Ступени, петля, повязка; но прежде, чем ему завязали глаза, заключенный выплюнул жвачку в протянутую ладонь священника. Дьюи закрыл глаза и не открывал их, пока не услышал глухой треск, который говорил о том, что веревка сломала шею. Как и большинство лиц, занимающихся охраной правопорядка, Дьюи был уверен, что высшая мера наказания является средством предостережения от тяжких преступлений, и считал, что как раз в данном случае она была весьма уместна. Предыдущая казнь его не взволновала, он всегда считал Хикока просто мелким проходимцем, который скатился на самое дно, пустым и никчемным. Но Смит, хотя именно он был настоящим убийцей, вызывал у него другие чувства, потому что Перри обладал аурой загнанного животного, раненого зверя, спасающегося бегством, и это не могло оставить детектива равнодушным. Он помнил свою первую встречу с Перри в комнате для допросов в штабе полиции Лас-Вегаса — недоразвитый полумужчина-полумальчик сидел на металлическом стуле, и его маленькие ступни едва доставали до пола. И когда теперь Дьюи открыл глаза, он увидел их: те же самые детские ступни, болтающиеся в воздухе.
Дьюи воображал, что со смертью Смита и Хикока он переживет некую эмоциональную разрядку, чувство освобождения, облегчения от того, что все закончилось так, как того требовала справедливость. Но вместо этого он обнаружил, что вспоминает эпизод почти годичной давности, случайную встречу на кладбище Вэлли-Вью, которая, как он теперь понял, более или менее закрыла для него дело Клаттера.

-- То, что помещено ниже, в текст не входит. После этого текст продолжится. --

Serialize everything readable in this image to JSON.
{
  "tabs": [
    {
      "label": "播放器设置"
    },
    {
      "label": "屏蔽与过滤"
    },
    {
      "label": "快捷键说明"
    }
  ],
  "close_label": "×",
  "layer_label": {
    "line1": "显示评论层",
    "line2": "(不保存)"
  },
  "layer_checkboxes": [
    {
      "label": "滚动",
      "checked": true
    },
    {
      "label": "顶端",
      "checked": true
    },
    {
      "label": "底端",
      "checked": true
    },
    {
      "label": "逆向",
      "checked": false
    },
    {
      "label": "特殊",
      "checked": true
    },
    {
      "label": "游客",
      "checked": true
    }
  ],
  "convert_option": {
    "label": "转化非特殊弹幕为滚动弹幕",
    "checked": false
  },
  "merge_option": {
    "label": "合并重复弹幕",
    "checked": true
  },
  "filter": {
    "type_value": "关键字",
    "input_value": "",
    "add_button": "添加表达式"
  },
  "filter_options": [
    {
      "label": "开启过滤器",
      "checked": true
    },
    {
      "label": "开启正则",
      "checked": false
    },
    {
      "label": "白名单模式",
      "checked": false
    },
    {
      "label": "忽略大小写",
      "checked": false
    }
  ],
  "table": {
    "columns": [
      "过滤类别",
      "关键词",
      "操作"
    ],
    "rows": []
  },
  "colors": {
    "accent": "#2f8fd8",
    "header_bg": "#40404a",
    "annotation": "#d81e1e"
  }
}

Пионеры, основавшие Гарден-Сити, вынужденно вели спартанский образ жизни, но когда пришло время устроить официальное кладбище, они твердо решили, несмотря на бесплодную почву и трудности с транспортировкой воды, создать выгодный контраст пыльным улицам и унылым равнинам. Результат их трудов, который назвали Вэлли-Вью, находится на невысоком плато к северу от города. Сегодня это темный остров, отороченный холмистым прибоем пшеничных полей, — хорошее укрытие в жаркий день, с множеством тенистых тропинок, вдоль которых растут высокие деревья, посаженные первопоселенцами.

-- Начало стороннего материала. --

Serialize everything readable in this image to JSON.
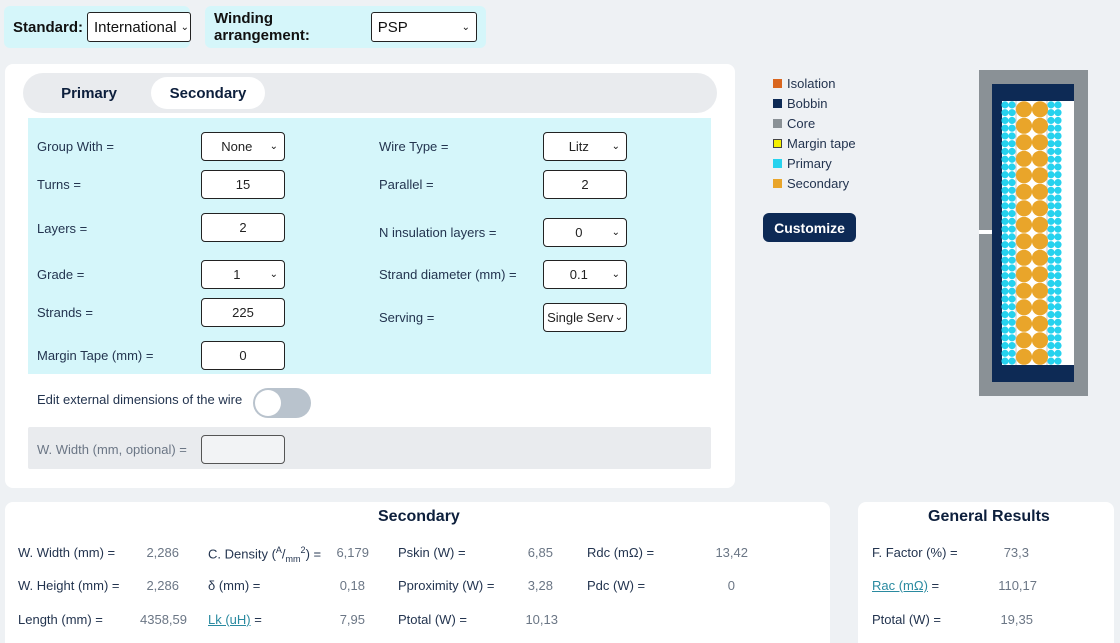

Однажды в полдень, в мае прошлого года, когда поля пылают зеленым золотом еще невысокой пшеницы, Дьюи несколько часов провел в Вэлли-Вью, пропалывая могилу отца, что давно уже пора было сделать. Дьюи было пятьдесят один, на четыре года больше, чем тогда, когда он вел следствие по делу Клаттера; но он все еще был строен и быстр в движениях и все так же являлся лучшим агентом Канзасского бюро расследований в западном Канзасе; только неделю назад он поймал пару угонщиков рогатого скота. Мечта обустроить собственную ферму не сбылась, поскольку жена его так и не решилась жить в уединенном месте. Вместо этого Дьюи построили новый дом в городе; они гордились им, гордились и сыновьями, у которых уже сменились голоса и по росту они догнали отца. Старший мальчик осенью собирался поступать в колледж.
Закончив прополку, Дьюи решил пройтись по тихим тропинкам. Он остановился у надгробной плиты, где недавно было вырезано имя Тэйта. Судья Тэйт умер от воспаления легких в прошлом ноябре, и венки бордовых роз, перевитых полинявшими от дождей лентами, все еще лежали на земле. Рядом с ними на более свежем холмике лежали более свежие лепестки — могила Бонни-Джин Ашида, старшей дочери Ашида, которая погибла в автокатастрофе, когда приезжала в Гарден-Сити. Смерти, рождения, браки — кстати, на днях он слышал, что дружок Нэнси Клаттер, молодой Бобби Рапп, уехал из Холкомба и женился.